CHAPITRE XXII

DUBOIS ABANDONNE TOUTE RÉFORME—APPROCHE DE LA MAJORITÉ
1722

M. le Duc paraît à l'horizon. Deux ans entiers il approche, il avance, comme une comète sinistre. On va regretter le Régent, que dis-je? regretter Dubois même. Le baroque et barbare gouvernement du borgne, la sauvage administration qui veut marquer les pauvres, qui codifie les dragonnades, par la comparaison canonise le fripon Dubois.

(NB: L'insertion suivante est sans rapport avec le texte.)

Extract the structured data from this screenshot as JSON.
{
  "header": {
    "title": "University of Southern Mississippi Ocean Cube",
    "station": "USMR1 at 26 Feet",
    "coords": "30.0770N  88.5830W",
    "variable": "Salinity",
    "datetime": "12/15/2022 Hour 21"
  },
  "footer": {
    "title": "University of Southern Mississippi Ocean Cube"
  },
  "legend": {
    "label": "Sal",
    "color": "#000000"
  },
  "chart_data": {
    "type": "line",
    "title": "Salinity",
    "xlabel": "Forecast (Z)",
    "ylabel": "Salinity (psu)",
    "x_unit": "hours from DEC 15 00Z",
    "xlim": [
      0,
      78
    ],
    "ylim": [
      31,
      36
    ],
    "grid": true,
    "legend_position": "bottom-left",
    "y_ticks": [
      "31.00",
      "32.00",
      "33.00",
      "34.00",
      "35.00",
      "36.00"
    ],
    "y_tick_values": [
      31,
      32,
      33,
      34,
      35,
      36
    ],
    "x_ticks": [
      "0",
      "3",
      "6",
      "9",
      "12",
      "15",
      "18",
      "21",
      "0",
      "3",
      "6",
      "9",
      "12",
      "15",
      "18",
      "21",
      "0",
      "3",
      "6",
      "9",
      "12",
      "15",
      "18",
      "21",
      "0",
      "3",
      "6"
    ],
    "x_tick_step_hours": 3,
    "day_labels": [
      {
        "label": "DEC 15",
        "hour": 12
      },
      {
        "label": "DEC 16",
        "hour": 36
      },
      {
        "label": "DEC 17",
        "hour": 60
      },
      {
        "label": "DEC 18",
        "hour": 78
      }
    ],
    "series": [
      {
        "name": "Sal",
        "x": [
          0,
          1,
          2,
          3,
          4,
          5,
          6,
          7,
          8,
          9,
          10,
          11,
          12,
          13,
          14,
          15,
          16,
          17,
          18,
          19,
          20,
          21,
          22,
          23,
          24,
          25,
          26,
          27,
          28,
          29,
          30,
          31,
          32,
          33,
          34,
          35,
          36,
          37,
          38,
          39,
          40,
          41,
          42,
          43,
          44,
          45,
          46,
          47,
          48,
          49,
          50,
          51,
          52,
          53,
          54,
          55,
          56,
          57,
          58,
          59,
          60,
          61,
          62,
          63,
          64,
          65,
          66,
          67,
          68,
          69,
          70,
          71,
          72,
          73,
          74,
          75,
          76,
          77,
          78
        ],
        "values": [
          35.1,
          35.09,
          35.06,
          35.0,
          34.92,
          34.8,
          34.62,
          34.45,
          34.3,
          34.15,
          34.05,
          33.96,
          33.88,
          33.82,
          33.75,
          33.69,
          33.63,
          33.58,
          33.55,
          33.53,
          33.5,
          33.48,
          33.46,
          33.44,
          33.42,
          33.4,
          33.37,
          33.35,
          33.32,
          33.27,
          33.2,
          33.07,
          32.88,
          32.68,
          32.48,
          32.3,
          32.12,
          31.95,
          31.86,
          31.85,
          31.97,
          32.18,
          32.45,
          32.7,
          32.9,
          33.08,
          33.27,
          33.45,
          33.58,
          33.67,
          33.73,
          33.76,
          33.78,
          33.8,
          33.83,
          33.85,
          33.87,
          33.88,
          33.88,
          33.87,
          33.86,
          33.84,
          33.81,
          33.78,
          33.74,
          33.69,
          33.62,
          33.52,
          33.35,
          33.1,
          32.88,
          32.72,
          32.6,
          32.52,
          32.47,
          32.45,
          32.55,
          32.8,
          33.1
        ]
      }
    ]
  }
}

À la mort de Dubois, Paris ne se réjouit point. Qui le croirait? les gens du Parlement, qu'il écrasa, le barreau, l'avocat Barbier, commencent à trouver que ce drôle eut du bon. Il avait de l'esprit. Il n'a pas fait de grands établissements aux siens. «S'il eût vécu, il eût voulu punir les coquins de tout état

De tout état. Aux seigneurs tout honneur. Au premier rang les princes, et le premier, M. le Duc.

Si Dubois eût eu la vue nette, si, averti par l'âge, par ses vilaines maladies, par les apoplexies avortées du Régent, il se fût avisé d'avoir une pensée pour ce pauvre royaume qui (après tout) lui échappait; s'il eût, en s'en allant, fermé la porte au Duc,—il aurait fait un coup de maître, eût terriblement remonté; il eût embarrassé l'histoire. La France, faible et bonne, lui eût gardé un souvenir.

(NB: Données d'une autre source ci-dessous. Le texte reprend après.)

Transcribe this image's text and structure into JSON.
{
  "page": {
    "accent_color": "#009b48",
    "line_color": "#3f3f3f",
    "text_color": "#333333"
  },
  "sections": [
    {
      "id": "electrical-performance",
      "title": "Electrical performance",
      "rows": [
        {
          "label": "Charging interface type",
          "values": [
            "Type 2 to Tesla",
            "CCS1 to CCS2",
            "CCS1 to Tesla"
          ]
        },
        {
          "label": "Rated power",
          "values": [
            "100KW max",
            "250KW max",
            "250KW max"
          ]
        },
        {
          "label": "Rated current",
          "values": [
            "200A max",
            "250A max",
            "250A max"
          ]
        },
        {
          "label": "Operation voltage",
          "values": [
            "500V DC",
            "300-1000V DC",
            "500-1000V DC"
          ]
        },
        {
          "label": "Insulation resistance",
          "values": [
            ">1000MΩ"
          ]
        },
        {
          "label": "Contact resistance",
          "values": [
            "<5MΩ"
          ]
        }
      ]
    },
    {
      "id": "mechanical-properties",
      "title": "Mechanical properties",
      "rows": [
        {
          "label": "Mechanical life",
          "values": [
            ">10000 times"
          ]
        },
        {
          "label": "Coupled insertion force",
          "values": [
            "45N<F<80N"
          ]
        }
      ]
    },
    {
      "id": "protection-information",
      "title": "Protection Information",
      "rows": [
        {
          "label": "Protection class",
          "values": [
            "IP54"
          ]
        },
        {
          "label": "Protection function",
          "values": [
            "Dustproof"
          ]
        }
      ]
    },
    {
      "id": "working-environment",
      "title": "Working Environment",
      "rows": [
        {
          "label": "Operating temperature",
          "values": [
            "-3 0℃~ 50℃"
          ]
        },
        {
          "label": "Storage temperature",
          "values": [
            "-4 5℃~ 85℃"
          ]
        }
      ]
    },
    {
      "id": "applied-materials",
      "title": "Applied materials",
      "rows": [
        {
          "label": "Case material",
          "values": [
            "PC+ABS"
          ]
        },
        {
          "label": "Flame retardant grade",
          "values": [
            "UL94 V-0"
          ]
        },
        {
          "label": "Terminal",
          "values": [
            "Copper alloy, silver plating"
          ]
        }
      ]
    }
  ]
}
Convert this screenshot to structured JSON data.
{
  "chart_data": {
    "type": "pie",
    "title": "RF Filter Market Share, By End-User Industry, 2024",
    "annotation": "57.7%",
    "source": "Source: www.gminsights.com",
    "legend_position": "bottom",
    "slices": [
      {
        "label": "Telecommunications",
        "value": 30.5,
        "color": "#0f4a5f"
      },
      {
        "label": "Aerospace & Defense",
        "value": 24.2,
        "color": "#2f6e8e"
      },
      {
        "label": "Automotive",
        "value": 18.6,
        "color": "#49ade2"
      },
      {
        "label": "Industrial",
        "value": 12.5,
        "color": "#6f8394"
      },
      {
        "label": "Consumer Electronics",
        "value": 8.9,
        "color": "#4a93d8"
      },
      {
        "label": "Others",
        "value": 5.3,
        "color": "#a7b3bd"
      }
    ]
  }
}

Il ne fallait pas être lâche, ne pas laisser brûler les papiers du Système et les documents du Visa, ne pas permettre cette cage de fer qui, dans la cour de la Banque, dévora, effaça le passé, rendit toute enquête impossible, brûla la justice et l'histoire.

Il ne fallait pas être lâche, mais éclaircir, imprimer, publier. Ce qu'on savait déjà devait faire désirer de savoir davantage. Sur un de ces registres qu'on brûla si soigneusement, on avait lu qu'un seul commis avait directement délivré en or à M. le Duc dix-sept cent mille louis. Mais, indirectement et par ses prête-noms, les agents de l'agiotage, qui, jour par jour, instruits des Arrêts du Conseil, travaillaient à coup sûr, combien purent-ils réaliser, lui, madame de Prie, madame la Duchesse et Lassay son mari, les entours de cette maison? c'est ce qu'on ne peut plus calculer.

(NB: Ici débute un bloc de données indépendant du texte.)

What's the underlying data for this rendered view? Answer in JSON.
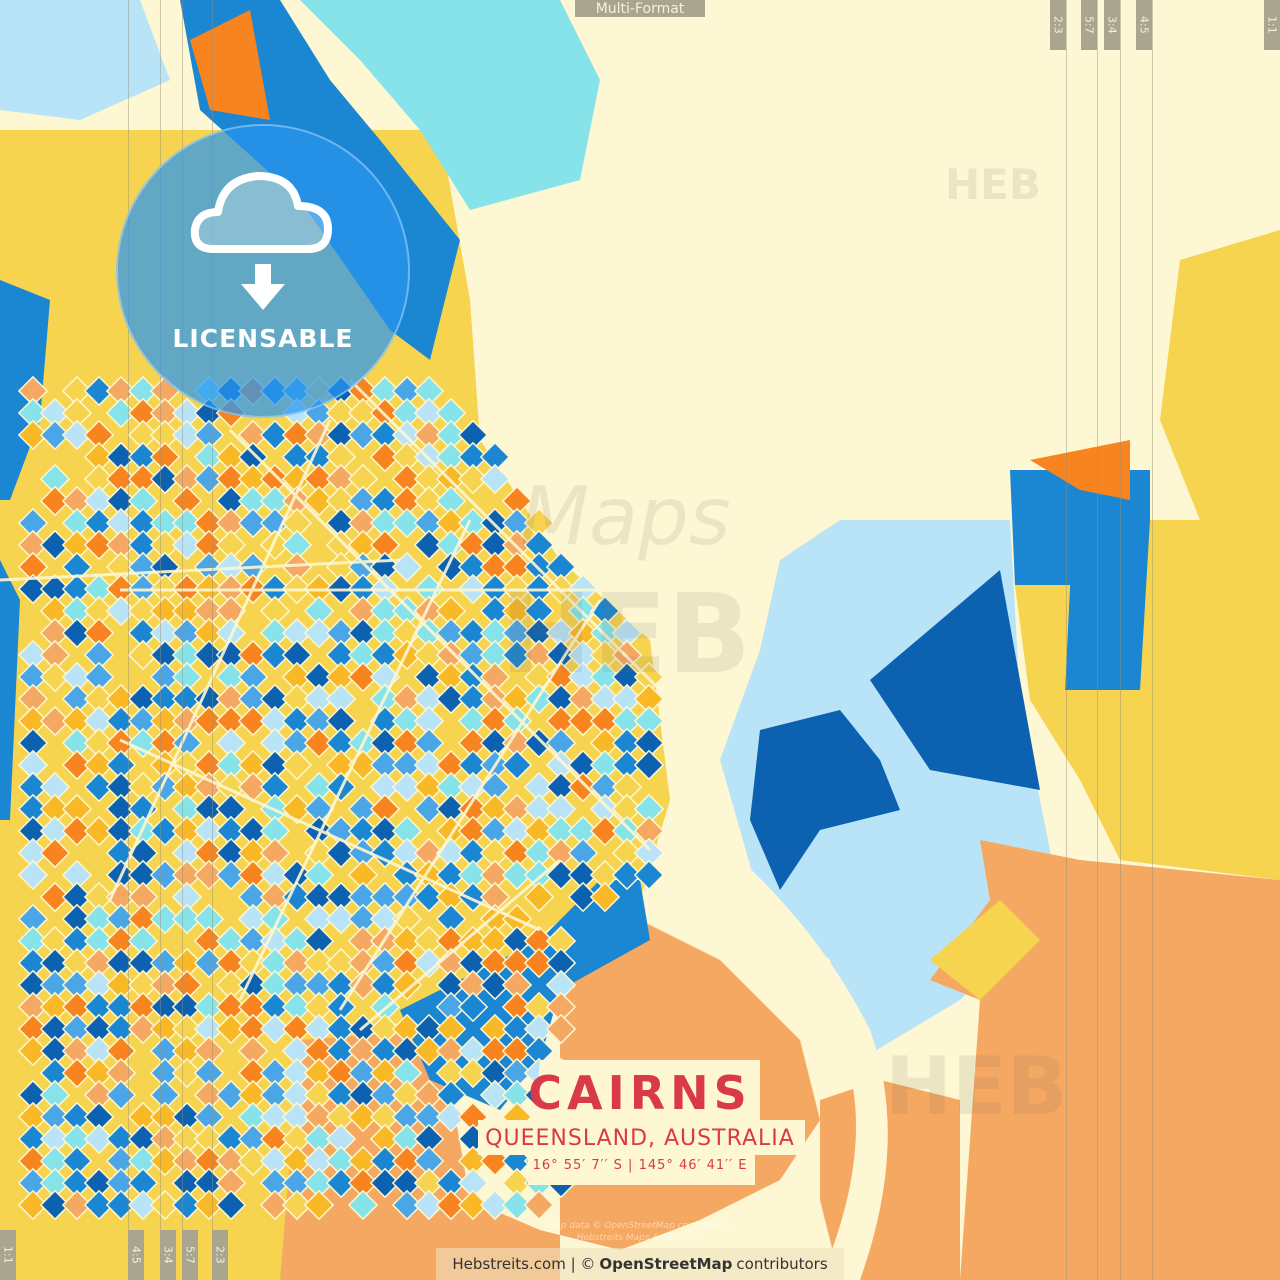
{
  "header": {
    "format_label": "Multi-Format"
  },
  "ratio_markers": {
    "top": [
      "2:3",
      "5:7",
      "3:4",
      "4:5",
      "1:1"
    ],
    "bottom": [
      "1:1",
      "4:5",
      "3:4",
      "5:7",
      "2:3"
    ]
  },
  "badge": {
    "icon": "cloud-download-icon",
    "label": "LICENSABLE"
  },
  "title": {
    "city": "CAIRNS",
    "region": "QUEENSLAND, AUSTRALIA",
    "coordinates": "16°  55′  7′′ S  |  145°  46′  41′′ E"
  },
  "watermarks": {
    "heb": "HEB",
    "maps": "Maps"
  },
  "footer": {
    "site": "Hebstreits.com | ©",
    "osm": "OpenStreetMap",
    "contributors": "contributors"
  },
  "faint_credit": [
    "Map data © OpenStreetMap contributors",
    "Hebstreits Maps & Sketches"
  ],
  "colors": {
    "land_cream": "#fdf7d3",
    "water_light": "#b9e4f7",
    "blue": "#1b86d1",
    "navy": "#0c62b0",
    "cyan": "#86e3ea",
    "yellow": "#f6d44f",
    "orange": "#f7841e",
    "peach": "#f5a862",
    "title_red": "#d93a45"
  }
}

Il ne fallait pas se laisser marcher sur les pieds comme firent Dubois et le Régent, n'avoir pas peur des gros souliers de Duverney, ni des plumets du Camp de Condé; mettre à jour tous ces braves, crottés de la rue Quincampoix. Il fallait dominer la réaction et s'en servir, subalterniser Duverney, ne pas permettre que sa Terreur du Visa fût une farce, la rendre sérieuse, atteindre au plus haut même,—et, ce qui était capital pour l'avenir: déshonorer M. le Duc.

Dubois, je le sais bien, n'était pas net, ni le Régent. Le Régent avait gaspillé. Dubois avait reçu ou pris. Mais ni l'un ni l'autre n'était le patron solennel, le général des deux armées du vol,—du Système, de l'Anti-Système, de la Bourse et de la Maltôte. Ce rôle étrange faisait la force de M. le Duc. D'une part, il plaidait pour les amis de Law, la défunte Compagnie des Indes. D'autre part, il se rattachait les vieilles dynasties financières, le triumvirat du Visa, la féodalité des Fermiers généraux. Tout en condamnant le Visa, il s'arrange avec Duverney, dont il va faire son factotum. Double rôle, assez compliqué, dont le jeune brutal eût été incapable. Mais les deux araignées, madame la Duchesse et madame de Prie, des gens habiles, adroits, clients anciens de cette maison, arrangeaient tout et filaient le réseau.